Is my hon. Friend aware that disabled people who install downstairs lavatories or bathrooms—vital necessities—have to answer for it by paying extra rates? Surely, this is an anomaly which, like that of garages, needs to be corrected?

Mr. MacColl

The difficulty is that that is a conversion within the premises, which is more difficult to single out than is an extra structure, though in cases of difficulty it has always been possible to apply to the valuation officer for exemption.

Mr. King

Is the Minister aware that reports of a number of cases in the last few weeks do not bear out what he says? Will he look into those cases? Is it not a fact that it is the duty of any civilised community not further to penalise those who are disabled already, who bear such a burden but who seek to be self-reliant?

Mr.

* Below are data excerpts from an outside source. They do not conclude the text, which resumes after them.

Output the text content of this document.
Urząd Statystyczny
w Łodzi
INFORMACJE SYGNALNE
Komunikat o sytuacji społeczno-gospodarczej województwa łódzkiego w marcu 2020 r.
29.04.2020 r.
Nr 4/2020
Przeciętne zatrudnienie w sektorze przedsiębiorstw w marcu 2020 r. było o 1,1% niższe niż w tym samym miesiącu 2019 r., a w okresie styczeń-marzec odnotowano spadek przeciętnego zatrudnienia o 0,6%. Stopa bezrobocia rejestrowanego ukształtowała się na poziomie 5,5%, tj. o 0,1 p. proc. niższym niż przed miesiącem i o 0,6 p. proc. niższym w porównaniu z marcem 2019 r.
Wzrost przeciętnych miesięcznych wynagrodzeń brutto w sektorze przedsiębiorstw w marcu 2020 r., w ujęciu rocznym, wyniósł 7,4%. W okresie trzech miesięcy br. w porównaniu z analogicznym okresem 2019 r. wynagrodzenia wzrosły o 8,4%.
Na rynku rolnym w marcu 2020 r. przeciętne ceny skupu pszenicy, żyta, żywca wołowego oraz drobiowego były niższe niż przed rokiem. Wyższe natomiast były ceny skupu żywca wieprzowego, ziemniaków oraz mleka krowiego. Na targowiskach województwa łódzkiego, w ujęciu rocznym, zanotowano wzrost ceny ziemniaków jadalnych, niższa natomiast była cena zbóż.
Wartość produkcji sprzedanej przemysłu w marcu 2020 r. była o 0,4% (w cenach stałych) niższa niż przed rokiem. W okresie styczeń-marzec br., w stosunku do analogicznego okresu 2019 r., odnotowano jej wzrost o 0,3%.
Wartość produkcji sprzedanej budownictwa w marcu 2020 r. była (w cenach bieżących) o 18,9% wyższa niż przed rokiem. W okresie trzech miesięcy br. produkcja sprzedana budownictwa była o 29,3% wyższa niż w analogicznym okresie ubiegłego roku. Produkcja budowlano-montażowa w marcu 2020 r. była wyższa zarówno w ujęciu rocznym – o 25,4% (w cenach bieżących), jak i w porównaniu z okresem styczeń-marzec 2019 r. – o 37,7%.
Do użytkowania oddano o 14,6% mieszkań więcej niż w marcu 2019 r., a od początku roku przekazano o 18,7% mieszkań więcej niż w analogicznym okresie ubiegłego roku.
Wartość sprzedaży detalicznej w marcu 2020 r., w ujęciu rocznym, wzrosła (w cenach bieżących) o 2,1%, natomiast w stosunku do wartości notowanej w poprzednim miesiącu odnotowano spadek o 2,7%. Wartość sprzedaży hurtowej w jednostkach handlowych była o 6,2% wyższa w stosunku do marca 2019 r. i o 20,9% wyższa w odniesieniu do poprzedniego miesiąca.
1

MacColl

I know of only one case that has attracted some publicity, and I understand that there the valuation officer has revisited the premises and is reconsidering a possible change of valuation. On the whole, our experience has been that there are not many cases, but if the hon. Gentleman has any case to which he wishes to draw my attention, I shall, of course, be very pleased to look into it.

Mrs. Knight

Does not my hon. Friend recognise that any conversion makes a house more valuable for letting purposes, so that the Answer he gave a few moments ago was slightly misleading?

Mr. MacColl

The Answer expressed the position as it is, which is that things like a ramp or wider doors may reduce rateable value.